Cassarà, obiettivo
Tokyo: «Sogno
una medaglia»

Andrea Cassarà: il fiorettista bresciano sarà a Tokyo per partecipare alla sua quinta Olimpiade
Andrea Cassarà: il fiorettista bresciano sarà a Tokyo per partecipare alla sua quinta Olimpiade
Biancamaria Messineo14.01.2020

Il giorno dopo tutto diventa più vero. Il biglietto per Tokyo e per la quinta Olimpiade di Andrea Cassarà, conquistato domenica a Parigi con la squadra italiana di fioretto, è lì sul comodino, da guardare e riguardare in attesa di imbarcarsi per una nuova avventura a cinque cerchi. Il campionissimo bresciano ha fatto ritorno a casa ieri, all’una e mezza di notte, e nella sua voce, dopo l’argento che ha spalancato all’Italia le porte del sogno, c’è un po’ di stanchezza. Ma anche tanta, tanta soddisfazione. «Sono davvero contento - ammette - Sì, andremo alle Olimpiadi. Ora però bisogna cominciare a prepararle». Di mesi ne mancano otto: sarà fondamentale programmare i tempi e gli allenamenti.


«OTTO MESI sono lunghi - prosegue Cassarà - Entreremo nel vivo ad aprile.

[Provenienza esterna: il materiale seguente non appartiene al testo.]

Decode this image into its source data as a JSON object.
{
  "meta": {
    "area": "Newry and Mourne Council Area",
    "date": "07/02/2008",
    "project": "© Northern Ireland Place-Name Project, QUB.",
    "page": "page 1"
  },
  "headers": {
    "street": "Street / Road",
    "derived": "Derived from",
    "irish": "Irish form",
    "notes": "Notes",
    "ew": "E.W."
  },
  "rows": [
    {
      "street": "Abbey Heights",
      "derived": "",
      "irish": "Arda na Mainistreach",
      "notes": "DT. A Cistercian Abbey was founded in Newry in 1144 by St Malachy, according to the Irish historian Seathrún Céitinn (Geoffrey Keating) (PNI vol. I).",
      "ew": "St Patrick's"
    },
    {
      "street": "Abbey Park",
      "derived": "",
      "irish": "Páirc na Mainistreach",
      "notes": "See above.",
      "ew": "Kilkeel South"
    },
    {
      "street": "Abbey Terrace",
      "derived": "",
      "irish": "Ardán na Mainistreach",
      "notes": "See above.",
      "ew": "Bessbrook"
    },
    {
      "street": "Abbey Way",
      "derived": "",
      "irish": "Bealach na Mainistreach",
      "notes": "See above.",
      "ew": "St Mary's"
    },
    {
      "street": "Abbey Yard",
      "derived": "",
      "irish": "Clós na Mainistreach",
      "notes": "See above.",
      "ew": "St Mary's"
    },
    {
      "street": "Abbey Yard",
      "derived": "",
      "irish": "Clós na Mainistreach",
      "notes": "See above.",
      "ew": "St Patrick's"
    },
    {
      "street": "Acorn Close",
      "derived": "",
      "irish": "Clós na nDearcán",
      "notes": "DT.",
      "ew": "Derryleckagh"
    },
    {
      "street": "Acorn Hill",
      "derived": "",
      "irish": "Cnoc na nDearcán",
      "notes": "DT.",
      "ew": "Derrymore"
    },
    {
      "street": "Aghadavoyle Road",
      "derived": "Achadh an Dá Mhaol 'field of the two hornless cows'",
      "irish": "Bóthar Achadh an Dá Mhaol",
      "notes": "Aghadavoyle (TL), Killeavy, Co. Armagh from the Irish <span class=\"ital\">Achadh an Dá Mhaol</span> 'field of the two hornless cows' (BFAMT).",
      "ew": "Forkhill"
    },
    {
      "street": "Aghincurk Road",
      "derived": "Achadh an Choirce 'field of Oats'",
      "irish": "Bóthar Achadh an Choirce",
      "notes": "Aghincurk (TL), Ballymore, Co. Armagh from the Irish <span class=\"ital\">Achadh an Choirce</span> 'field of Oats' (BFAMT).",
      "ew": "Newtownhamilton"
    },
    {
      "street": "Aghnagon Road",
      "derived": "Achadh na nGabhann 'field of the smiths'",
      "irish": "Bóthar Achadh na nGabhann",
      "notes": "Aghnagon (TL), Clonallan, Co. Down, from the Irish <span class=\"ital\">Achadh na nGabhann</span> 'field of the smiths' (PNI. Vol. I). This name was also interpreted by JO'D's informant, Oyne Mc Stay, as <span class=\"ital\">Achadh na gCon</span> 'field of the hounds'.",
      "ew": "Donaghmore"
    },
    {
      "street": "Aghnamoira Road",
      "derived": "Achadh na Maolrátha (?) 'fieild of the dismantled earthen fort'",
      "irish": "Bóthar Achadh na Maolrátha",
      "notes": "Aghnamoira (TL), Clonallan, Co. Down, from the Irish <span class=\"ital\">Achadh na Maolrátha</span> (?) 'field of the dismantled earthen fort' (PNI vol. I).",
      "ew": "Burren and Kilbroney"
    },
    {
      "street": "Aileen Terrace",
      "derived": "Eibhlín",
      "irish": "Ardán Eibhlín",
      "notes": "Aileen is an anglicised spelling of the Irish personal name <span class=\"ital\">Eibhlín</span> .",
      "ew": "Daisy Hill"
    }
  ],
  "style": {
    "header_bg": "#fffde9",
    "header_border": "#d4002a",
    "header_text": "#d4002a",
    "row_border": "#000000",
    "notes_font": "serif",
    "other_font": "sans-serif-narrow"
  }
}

Quello che serve è la continuità, e soprattutto cercare di non farsi male». Anche perché Cassarà, oltre a rappresentare l’Italia nel fioretto a squadre, al 90% parteciperà anche al concorso individuale. «Bisogna vedere come andranno le ultime gare - dice - Quando ne mancheranno due o tre si vedrà, lo sapremo con certezza a maggio». Il pass dovrebbe comunque essere una formalità, soprattutto se si guarda ai risultati raggiunti dal campione bresciano solo nell’ultimo anno. A partire dall’oro in Coppa del Mondo, a San Pietroburgo, e dal primo posto ai campionati italiani di Palermo. Difficile mettere da parte il bresciano. Che a questo punto deve concentrarsi sulla preparazione, soprattutto perché la voglia di rivalsa dopo Rio 2016 è tanta. Brucia ancora l’eliminazione agli ottavi nel concorso individuale, così come la medaglia di legno nella gara a squadre, con gli Usa che relegarono l’Italia ai piedi del podio con un secco 8-0. La stessa squadra che domenica ha battuto in finale gli azzurri per 45-36.


«SONO MOLTO FORTI - ammette il carabiniere - È la squadra campione del mondo, ma anche la Francia è temibile: l’altro ieri l’abbiamo battuta di un soffio». Cassarà e i compagni Daniele Garrozzo, Alessio Forconi e Giorgio Avola l’hanno spuntata per 45-44, centrando così un obiettivo che da tempo era stato messo nel mirino. Lo scorso dicembre l’Italia, Cassarà compreso, aveva infatti portato a casa la medaglia di bronzo nel fioretto maschile a Tokyo, successo grazie al quale agli azzurri è poi bastato un secondo posto a Parigi per qualificarsi alle Olimpiadi. E ora, con la Tokyo a cinque cerchi all’orizzonte, non resta che sognare. «Non c’è nulla di impossibile, sono fiducioso, secondo me ce la possiamo fare. Il sogno? Mi piacerebbe vincere una medaglia, non importa di che metallo. Poi quello che succederà, succederà... e sarà frutto del momento». Nella bacheca di Cassarà, che ha compiuto 36 anni il 3 gennaio, ci sono già un bronzo individuale (Atene 2004) e due ori a squadre (Atene 2004 e Londra 2012). È il momento di fare spazio a un’altra medaglia.